The comparison logic is strict: higher score always dominates, and penalty only matters when scores match.
Worked Examples
Example 1
Input:
3 3 120
20 15 110
90 90 100
40 40 40
After sorting:
| Participant | Sorted times | Prefix sums | Score | Penalty |
|---|---|---|---|---|
| 1 | 15 20 110 | 15, 35, 145 | 2 | 50 |
| 2 | 90 90 100 | 90, 180 | 1 | 90 |
| 3 | 40 40 40 | 40, 80, 120 | 3 | 240 |
Comparison against Rudolf (participant 1):
Participant 3 has higher score, so ranks above. Participant 2 has lower score, so ranks below. Final rank is 2.
This confirms that score dominates penalty in ranking.
Example 2
Input:
2 1 120
30
30
Each participant solves one task:
| Participant | Score | Penalty |
|---|---|---|
| 1 | 1 | 30 |
| 2 | 1 | 30 |
Both are identical. Since ties favor Rudolf, he remains first. This tests the tie-breaking rule where equal tuples do not push Rudolf down.
Complexity Analysis
| Measure | Complexity | Explanation |
|---|---|---|
| Time | O(∑ m log m) | each participant sorts m values, total m over all tests ≤ 2×10^5 |
| Space | O(m) | storing one participant’s array at a time |
The sorting cost dominates, but the constraint ensures total operations remain well within limits for 1 second execution.
Test Cases
import sys, io
def run(inp: str) -> str:
sys.stdin = io.StringIO(inp)
return sys.stdin.read()
# Note: placeholder since full solution is not wrapped into function here
# provided samples
# assert run(...) == ...
# custom tests (conceptual; actual wiring depends on solve() exposure)
assert True # structure placeholder
| Test input | Expected output | What it validates |
|---|---|---|
| 1\n1 1 10\n5 | 1 | single participant edge case |
| 1\n2 2 5\n4 5\n1 2 | 1 | greedy ordering effect |
| 1\n3 3 6\n6 6 6\n1 2 3\n2 2 2 | 2 | ranking by score dominance |
| 1\n2 3 3\n2 2 2\n1 1 10 | 2 | penalty tie-breaking |
Edge Cases
One edge case is when h is smaller than every task time. For example:
1
2 3 1
5 6 7
Sorting does nothing useful, prefix sum immediately exceeds h, so score is 0 and penalty is 0. The algorithm correctly assigns identical zero metrics.
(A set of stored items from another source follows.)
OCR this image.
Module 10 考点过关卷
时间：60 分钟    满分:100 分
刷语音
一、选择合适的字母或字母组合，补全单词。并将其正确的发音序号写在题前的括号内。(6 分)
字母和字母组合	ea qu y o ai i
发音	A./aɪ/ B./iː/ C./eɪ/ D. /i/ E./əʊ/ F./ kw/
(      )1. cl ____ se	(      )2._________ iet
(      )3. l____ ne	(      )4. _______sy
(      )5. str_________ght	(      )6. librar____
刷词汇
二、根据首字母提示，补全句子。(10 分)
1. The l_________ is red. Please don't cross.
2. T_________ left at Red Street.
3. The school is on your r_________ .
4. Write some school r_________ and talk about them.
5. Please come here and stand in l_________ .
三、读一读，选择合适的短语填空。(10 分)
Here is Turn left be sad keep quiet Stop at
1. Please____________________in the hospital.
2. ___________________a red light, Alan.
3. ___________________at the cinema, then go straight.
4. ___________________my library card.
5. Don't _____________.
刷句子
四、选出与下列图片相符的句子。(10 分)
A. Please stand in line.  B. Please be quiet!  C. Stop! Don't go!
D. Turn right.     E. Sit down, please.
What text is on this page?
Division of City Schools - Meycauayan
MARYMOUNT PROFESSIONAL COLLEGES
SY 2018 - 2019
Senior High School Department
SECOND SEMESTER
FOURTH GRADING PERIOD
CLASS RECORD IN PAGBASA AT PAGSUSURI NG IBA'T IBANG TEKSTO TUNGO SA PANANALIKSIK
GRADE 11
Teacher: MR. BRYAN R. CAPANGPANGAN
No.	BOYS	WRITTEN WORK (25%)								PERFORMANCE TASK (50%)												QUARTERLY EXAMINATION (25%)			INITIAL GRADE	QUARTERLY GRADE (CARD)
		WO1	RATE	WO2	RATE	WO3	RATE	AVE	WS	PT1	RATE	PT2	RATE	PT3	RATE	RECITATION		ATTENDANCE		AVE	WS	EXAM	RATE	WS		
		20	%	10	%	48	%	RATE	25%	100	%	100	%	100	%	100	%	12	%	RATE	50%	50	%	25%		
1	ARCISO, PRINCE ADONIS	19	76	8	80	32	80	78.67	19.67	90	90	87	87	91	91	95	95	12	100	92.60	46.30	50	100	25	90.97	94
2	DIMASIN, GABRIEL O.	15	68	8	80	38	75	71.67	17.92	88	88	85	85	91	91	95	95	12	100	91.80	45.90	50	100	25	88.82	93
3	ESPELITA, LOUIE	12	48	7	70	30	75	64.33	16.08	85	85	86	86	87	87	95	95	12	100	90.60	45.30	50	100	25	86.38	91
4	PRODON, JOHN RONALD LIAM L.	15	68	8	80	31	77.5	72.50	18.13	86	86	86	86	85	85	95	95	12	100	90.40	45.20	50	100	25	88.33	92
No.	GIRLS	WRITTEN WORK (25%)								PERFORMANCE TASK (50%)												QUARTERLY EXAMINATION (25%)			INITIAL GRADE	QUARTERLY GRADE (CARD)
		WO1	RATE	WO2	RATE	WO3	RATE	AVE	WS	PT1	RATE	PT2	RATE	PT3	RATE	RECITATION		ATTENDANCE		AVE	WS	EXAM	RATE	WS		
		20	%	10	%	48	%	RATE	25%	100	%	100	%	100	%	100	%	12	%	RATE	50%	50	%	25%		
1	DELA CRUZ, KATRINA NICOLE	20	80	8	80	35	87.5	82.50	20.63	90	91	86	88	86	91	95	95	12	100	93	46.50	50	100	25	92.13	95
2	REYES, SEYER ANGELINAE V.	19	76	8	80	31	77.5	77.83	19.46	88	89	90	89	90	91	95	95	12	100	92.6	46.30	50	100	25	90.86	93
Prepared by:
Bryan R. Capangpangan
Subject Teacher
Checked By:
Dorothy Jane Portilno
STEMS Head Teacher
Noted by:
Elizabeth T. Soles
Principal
Another case is when all tasks fit. For:
1
1 3 100
1 2 3
All prefix sums are valid, so score is m and penalty is full prefix accumulation. The greedy ordering ensures this is maximized, and no alternative ordering could improve it because all tasks are included anyway.
A more subtle case is identical participants. Since both score and penalty match exactly, the comparison step never counts them as better than Rudolf, ensuring Rudolf keeps the best possible rank under ties.